First, I want to direct your attention to Trent’s blog post from the early days of MSS where he tackles the dangers of so-called smart drugs (and really, any drug that hasn’t been sufficiently scrubbed of side effects). Generally, just some good reading, a lot of which I will echo here.
Beta blockers basically (at least as far as I can figure out from a quick google search) inhibit your fight-or-flight mechanism. Naturally, as we all can see, the real danger is that if there is a bear attack in the middle of your LSAT, and you’ve downed a beta blocker cocktail, your ass is going to be grass.
But what really weirds me out, as a dyed-in-the-wool lazy bastard, is why anyone in their right mind would take a drug with the potential side effect of heart failure to be calmer during the SAT. Or the LSAT. Or whatever. I understand that every day walking down the street involves a constant assault of threats that could potentially end your life (trucks, homeless people, Taco Bell), I just don’t get why anyone would add more on top of the pile to be calmer for a test. Not smarter. Calmer.

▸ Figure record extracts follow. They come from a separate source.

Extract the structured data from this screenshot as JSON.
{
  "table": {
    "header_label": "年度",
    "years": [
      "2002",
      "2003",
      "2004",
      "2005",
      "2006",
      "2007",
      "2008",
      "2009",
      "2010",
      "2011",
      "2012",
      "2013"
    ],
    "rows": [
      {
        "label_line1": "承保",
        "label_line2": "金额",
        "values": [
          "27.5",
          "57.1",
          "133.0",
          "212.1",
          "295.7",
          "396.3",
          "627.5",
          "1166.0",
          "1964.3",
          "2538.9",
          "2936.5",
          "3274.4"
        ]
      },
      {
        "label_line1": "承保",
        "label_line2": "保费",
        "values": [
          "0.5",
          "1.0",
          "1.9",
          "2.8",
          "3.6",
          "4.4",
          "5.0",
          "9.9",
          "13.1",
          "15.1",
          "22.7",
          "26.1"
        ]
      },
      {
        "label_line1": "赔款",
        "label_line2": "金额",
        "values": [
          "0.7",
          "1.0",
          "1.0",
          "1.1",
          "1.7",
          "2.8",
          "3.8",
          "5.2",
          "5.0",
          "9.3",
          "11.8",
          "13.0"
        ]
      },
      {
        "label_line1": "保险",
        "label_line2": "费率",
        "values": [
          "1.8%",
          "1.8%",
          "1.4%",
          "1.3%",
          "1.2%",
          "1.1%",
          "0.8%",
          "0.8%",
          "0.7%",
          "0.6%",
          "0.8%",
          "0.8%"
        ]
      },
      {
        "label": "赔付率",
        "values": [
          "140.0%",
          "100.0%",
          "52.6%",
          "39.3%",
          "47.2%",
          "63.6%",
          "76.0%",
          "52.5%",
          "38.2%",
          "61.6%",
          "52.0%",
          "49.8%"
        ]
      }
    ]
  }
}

Before you start throwing back a potent mixture of adderall, beta blockers, and Nyquil to really get that edge on standardized test day, you should probably consider the idea that maybe, just maybe, studying effectively for it will mitigate a lot of the nervousness that you feel. I can’t talk too specifically about the SAT, because that was eight years and many beers ago, but as I’m currently indentured to an LSAT company, I’ve got a pretty good idea for how to make sure you don’t have nerves on test day: get so badass at the test that the LSAT needs a stiff glass of Scotch before you walk in to the test center.
The LSAT is not an intelligence test, it’s a hard-work test. Trying to skate around that will apparently leave you extremely calm with a slightly elevated chance of heart failure and a pretty weak LSAT score.
And alopecia. Which is hair loss. Which, as a guy in the middle of his own personal recession, is something I think we all should avoid at all costs.